11.08.2019 06:05
Quelle: schweizerbauer.ch - sum
Vollweide
«Umstellung braucht Mut»
Mm letzten Jahr hat Markus Käser aus Roggwil TG den Milchwirtschaftsbetrieb von seinen Eltern übernommen, heuer hat er begonnen, auf Vollweide umzustellen. Bis die 46 Kühe saisonal abkalben, werden noch einige Jahre vergehen.

Markus und Corinne Käser bewirtschaften in Roggwil TG einen Milchwirtschaftsbetrieb mit 4ha Obstbau. Vor einem Jahr haben sie ihn von den Eltern von Markus Käser übernommen  – und schon auf dieses Jahr hin einige Veränderungen angestossen.

Markus Käser erzählt: «Vor zehn Jahren habe ich in Neuseeland das System der Vollweide kennengelernt und erfahren, dass man auch mit weniger Milch erfolgreich wirtschaften kann. Unsere  Obstanlage gibt viel Arbeit. Diesen Frühling beschloss ich deshalb, auf Vollweide zu setzen.» 

Rinder gezielt besamen

Die 46 Milchkühe sind allerdings noch nicht saisonal in der Abkalbung. Die Saisonalität möchte Markus Käser Schritt für Schritt innerhalb der nächsten fünf Jahre umsetzen, indem das Jungvieh, das er in den Aufzuchtvertrag gibt, zum entsprechenden Zeitpunkt besamt wird. 

Auch sonst  ist der Roggwiler Landwirt in seinem ersten Jahr als Vollweidebauer daran, Erfahrungen zu sammeln. «In meiner Gegend bin ich der einzige, der auf Vollweide setzt», musste er feststellen. «Das braucht Mut», beteuert er, «Fehler gehören dazu und werden nächstes Jahr verbessert. Ich bin froh, gibt es die IG Weidemilch mit Gleichgesinnten, mit denen man sich austauschen kann.»

Nicht ein Fehler, aber ein Kompromiss an die Leistungszucht seines Vaters ist die Fütterung im Stall, die Käser noch macht, die bei reiner Vollweide eigentlich nicht nötig wäre. «Seit April verzichte ich auf Kraftfutter», nennt Käser ein Beispiel.

«Im Moment sind die Kühe über Nacht und von frühmorgens bis am Mittag auf der Weide. Im Stall gebe ich ihnen noch etwas Heu, Luzerne und Rübenschnitzel.» Er habe nun deutlich weniger Milch im Tank als früher, die Milchleistung schätzt er auf rund 7000kg.

Weiden statt Mähwiesen

Im ersten Jahr der Umstellung beobachtet Käser auch einen Wandel im Grünland: Aus Mähwiesen werden Weiden mit dem typischen Grasbestand. Das wiederum bringe die Herausforderung der Weideplanung mit sich. «Schwierig ist, dass in der Schweiz alle gelernt haben, dass allein der Milcherlös zählt», bedauert Käser.

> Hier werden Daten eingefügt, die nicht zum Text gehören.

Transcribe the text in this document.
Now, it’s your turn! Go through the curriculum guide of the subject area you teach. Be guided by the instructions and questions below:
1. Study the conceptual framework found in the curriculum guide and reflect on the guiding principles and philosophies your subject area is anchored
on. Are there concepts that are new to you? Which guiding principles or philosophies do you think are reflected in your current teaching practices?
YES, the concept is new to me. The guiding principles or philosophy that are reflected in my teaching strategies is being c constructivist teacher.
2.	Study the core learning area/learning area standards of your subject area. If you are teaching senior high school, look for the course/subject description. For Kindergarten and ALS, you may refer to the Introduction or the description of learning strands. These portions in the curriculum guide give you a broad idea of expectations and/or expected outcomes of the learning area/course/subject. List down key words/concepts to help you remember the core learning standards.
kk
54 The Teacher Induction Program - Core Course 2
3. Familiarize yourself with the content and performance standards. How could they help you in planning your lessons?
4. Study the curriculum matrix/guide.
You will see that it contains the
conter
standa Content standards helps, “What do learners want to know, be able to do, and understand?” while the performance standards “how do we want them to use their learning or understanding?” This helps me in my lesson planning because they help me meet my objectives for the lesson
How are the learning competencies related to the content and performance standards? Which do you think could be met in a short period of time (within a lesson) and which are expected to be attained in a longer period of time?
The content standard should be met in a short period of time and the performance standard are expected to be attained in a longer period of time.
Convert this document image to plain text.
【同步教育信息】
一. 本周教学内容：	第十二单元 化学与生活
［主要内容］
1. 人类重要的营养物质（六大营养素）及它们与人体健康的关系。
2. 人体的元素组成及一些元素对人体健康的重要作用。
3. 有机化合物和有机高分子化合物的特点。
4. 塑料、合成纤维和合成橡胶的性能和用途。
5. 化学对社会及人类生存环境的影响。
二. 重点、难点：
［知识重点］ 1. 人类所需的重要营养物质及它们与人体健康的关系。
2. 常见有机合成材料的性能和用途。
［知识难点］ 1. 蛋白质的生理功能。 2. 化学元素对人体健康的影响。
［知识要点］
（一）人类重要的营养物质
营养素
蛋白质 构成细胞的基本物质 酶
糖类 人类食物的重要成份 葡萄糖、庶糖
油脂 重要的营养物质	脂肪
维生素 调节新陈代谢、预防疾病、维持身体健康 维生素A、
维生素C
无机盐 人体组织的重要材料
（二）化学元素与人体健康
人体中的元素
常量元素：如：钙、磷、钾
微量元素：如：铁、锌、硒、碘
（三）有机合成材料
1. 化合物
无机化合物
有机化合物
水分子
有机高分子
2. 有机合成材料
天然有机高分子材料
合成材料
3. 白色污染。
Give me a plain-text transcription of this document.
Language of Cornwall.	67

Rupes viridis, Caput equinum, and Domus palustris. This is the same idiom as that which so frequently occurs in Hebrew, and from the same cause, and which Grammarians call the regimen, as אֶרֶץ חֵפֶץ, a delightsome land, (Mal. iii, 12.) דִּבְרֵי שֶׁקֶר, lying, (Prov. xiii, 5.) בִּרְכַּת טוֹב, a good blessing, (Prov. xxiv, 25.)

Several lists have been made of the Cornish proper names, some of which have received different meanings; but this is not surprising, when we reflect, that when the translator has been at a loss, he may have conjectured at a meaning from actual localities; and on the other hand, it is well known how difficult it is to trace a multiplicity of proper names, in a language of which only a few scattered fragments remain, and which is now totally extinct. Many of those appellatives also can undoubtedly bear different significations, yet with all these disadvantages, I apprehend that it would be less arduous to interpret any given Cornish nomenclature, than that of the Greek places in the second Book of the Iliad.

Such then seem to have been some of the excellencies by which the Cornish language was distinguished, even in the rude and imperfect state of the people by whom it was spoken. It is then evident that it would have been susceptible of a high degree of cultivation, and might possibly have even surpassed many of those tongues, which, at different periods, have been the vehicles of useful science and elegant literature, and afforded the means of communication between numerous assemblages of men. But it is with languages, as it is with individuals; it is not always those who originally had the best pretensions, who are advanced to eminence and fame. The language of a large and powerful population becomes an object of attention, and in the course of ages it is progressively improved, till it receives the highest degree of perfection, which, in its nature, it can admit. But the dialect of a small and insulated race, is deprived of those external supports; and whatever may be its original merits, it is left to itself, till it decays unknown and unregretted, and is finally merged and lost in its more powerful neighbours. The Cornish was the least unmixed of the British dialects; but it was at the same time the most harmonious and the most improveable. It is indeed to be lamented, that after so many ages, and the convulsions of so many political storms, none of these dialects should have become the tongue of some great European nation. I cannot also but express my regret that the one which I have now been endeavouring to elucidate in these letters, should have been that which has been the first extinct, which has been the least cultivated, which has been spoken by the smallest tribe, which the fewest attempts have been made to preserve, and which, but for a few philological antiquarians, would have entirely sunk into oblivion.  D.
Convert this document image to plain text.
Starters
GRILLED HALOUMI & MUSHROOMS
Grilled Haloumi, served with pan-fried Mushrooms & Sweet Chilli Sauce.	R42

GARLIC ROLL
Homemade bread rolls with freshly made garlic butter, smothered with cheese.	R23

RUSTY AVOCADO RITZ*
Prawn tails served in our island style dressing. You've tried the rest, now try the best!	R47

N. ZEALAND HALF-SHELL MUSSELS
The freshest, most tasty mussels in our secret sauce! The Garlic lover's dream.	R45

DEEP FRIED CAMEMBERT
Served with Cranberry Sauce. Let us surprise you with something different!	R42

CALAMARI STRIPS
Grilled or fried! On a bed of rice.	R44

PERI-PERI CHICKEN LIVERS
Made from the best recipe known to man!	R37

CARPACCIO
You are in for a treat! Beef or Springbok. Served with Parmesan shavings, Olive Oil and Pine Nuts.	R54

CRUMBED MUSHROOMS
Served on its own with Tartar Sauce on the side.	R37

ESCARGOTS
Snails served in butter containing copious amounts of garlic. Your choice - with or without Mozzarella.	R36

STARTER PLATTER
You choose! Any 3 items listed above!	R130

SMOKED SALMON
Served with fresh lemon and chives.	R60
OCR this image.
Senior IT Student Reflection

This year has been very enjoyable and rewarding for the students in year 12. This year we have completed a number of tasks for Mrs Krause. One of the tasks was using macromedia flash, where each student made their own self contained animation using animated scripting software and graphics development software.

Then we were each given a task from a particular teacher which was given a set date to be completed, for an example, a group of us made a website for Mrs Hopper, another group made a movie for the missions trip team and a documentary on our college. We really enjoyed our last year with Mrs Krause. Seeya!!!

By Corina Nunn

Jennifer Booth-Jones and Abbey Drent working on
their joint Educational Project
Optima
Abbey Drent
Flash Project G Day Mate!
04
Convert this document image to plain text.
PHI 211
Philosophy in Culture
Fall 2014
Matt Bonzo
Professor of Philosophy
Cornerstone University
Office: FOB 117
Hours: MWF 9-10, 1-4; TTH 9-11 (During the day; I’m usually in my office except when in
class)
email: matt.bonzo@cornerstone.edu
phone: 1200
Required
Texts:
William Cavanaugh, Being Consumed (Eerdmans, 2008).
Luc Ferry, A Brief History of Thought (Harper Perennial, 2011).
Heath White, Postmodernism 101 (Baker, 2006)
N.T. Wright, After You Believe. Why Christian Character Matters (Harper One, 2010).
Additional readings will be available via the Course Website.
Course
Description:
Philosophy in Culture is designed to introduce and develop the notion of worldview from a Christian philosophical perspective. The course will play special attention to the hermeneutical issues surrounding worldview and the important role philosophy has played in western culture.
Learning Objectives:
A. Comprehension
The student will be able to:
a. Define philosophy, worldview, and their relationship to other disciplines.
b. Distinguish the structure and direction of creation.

«Es braucht einen anderen Ansatz, das Gesamtheitliche zu sehen. Etwa die Arbeitsreduktion. Es ist schön zu sehen, wie die Kühe auf der Weide richtig fressen. Früher, als sie noch im Stall gefüttert wurden, haben sie das nicht getan.  Und mit weniger Milch auf dem Markt wäre allen geholfen.» Er sei froh, habe er bei der IG Weidemilch Gleichgesinnte gefunden, versichert er nochmals.

Umstellung braucht Zeit

Käser ist schon nach kurzer Zeit überzeugter Vollweidebauer: «Wenn man die Kuh auf die Weide lässt, mäht und bschüttet sie selber. Das ist schön zu sehen», findet er.  «Ich bin auf dem richtigen Weg, aber die Umstellung braucht einfach Zeit.»

Die IG Weidemilch

Die IG Weidemilch bezweckt die Interessenvertretung der Vollweide-Milchproduzenten mit saisonaler Abkalbung politisch, wirtschaftlich und gegenüber  Konsumenten  und setzt sich ein für die Förderung des Ansehens der Vollweide-Milch.